Belki çok basit gelecek sizlere ama hiç de hafife alınamayacak kadar önemli bir konu aslında. Selam vermek...
Allahın rahmeti ve bereketi üzerinize olsun anlamına gelen (Selamunaleykum) iletişimin ilk kapısıdır. O Kapıyı açtığınızda içindeki kazanımlara da ulaşmanın yolunu bulmuş olursunuz. Büyükten küçüğe, yaşlıdan gence, zenginden fakire, müslümandan gayrimüslime selâm vererek iletişimin ilk kapısını açmış ve ortama girmiş olursunuz...
Merhaba demek ise iletişimi daha özele çekmek algısı verir. (kişiye, benden sana zarar gelmez anlamına gelmektedir merhaba...)
Verdiğiniz bir selâm ile gönülleri feth edebilir, yine esirgediğiniz bir selâm ile âlemleri yıkabilirsiniz...
Malın, mülkün, makamın, verdiği güç ile bazı insanlar dünyevi değerlere o kadar kapılıyorlar ki burunları havada, masumu, mazlumu görmekten âciz; selamlaşmayı sadece mevkidaşları ile iletişim kurmak için ya da menfaatleri doğrultusunda kullanıyorlar.
Oysaki, Selamlaşmada selam verdiğin kişiye gövdeni de dönerek, ona saygı duyduğunu hissettirerek selâm ve merhaba demek gerekir.
Selamlaşmada ana mantık, zenginin fakire, alimin mazluma, yaşlının gence, yöneticinin kapısına, başkanın bekçisine selâm vermesidir en kıymetlisi.
Yaşama şeklin, yaşama standartın her ne olursa olsun senin yanında kendisini küçük hissedeceğini zannedecek herkese ilk selâm vermek, hal hatır sormak senin insani değerinin ifadesidir aslında...
Kimse kimseden üstün değildir. Üstünlük sadece ilim ve bilim sahibi insanlar, onlar da selâmı veren iletişimin anahtar cümlelerini bilen taraftalar...
Bir de görüp de görmezlikten gelen cehaletin pik yaptığı kişilikler var ya! Görmeleri ve gitmeleri gereken yer psikologlar aslında çünkü iletişimi konuşarak çözemedikleri olayların altında başka sorunlarla mücadele ediyorlar...
Dürüstlük ve insan olabilme olgusu o kadar saf yaşanılabilir bir şey ki hem çok kolay hem de çok zor. Öyle olduğunuza inanıyorsanız, etrafınızda dost, arkadaş, yoldaş sandığınız insanlar dürüst değillerse sizden yavaş yavaş dökülüyor, kopuyorlarsa üzülmenize hiç gerek yok. Çünkü sizin, onların hayatında yeriniz kalmamıştır.

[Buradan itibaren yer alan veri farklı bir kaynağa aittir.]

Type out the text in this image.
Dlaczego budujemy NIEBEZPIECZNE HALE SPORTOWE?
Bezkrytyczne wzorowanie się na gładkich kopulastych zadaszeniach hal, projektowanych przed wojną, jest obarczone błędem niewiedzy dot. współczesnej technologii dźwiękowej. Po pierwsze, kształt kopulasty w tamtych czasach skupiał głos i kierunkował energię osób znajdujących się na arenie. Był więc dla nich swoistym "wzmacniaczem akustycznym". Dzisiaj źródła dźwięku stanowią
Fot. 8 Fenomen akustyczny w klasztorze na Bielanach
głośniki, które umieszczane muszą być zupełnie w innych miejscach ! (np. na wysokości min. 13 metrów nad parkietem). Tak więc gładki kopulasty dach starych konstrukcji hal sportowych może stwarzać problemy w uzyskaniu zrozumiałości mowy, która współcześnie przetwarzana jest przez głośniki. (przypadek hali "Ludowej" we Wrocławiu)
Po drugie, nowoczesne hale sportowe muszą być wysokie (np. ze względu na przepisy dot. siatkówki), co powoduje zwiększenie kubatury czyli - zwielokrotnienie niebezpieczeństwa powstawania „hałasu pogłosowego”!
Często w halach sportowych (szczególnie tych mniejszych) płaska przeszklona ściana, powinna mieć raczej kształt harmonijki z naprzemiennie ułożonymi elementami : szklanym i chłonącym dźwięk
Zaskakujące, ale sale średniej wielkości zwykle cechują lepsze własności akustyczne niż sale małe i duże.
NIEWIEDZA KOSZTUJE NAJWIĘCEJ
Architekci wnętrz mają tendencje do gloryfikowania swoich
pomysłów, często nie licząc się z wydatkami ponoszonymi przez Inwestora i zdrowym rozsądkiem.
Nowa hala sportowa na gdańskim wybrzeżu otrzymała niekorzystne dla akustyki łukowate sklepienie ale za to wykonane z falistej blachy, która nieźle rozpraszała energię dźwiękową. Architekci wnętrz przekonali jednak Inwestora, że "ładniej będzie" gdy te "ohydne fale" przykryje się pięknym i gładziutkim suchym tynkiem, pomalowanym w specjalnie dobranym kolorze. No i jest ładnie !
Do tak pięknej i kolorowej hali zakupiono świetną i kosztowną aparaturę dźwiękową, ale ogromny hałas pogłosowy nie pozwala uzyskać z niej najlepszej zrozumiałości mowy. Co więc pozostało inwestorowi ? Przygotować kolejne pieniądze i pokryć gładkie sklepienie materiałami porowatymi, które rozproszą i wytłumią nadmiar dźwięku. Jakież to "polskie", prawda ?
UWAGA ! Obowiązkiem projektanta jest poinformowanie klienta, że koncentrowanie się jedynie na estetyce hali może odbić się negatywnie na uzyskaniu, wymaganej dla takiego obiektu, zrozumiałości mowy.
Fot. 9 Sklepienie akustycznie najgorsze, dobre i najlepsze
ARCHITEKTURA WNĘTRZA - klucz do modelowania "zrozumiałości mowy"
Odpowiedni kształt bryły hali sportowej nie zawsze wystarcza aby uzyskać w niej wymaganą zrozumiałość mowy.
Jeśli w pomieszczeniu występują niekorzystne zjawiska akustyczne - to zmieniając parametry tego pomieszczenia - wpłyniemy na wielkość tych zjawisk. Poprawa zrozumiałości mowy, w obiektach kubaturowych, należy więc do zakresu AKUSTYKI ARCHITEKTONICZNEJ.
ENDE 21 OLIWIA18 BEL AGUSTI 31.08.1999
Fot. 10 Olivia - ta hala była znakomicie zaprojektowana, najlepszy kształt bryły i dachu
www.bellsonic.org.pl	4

Çünkü sizin arka-plan düşünceleriniz yoktur. Olanlar karşısında net ve şeffafsınızdır bu da sizden kopmalarını sağlar.
Bazen de insanın aynası olursunuz. Doğruyu ya da yanlışı yansıttığınızda da düşerler koparlar sizden... Böyle durumlarda en adil mahkeme kalbiniz en doğru kararı veren hâkim vicdanınızdır...
Atalarımız çok güzel söylemiş “Doğru söyleyeni dokuz köyden kovarlar.”
Hiç önemli değil insan olmanın erdemini bilenlerin yaşadığı onuncu köy var...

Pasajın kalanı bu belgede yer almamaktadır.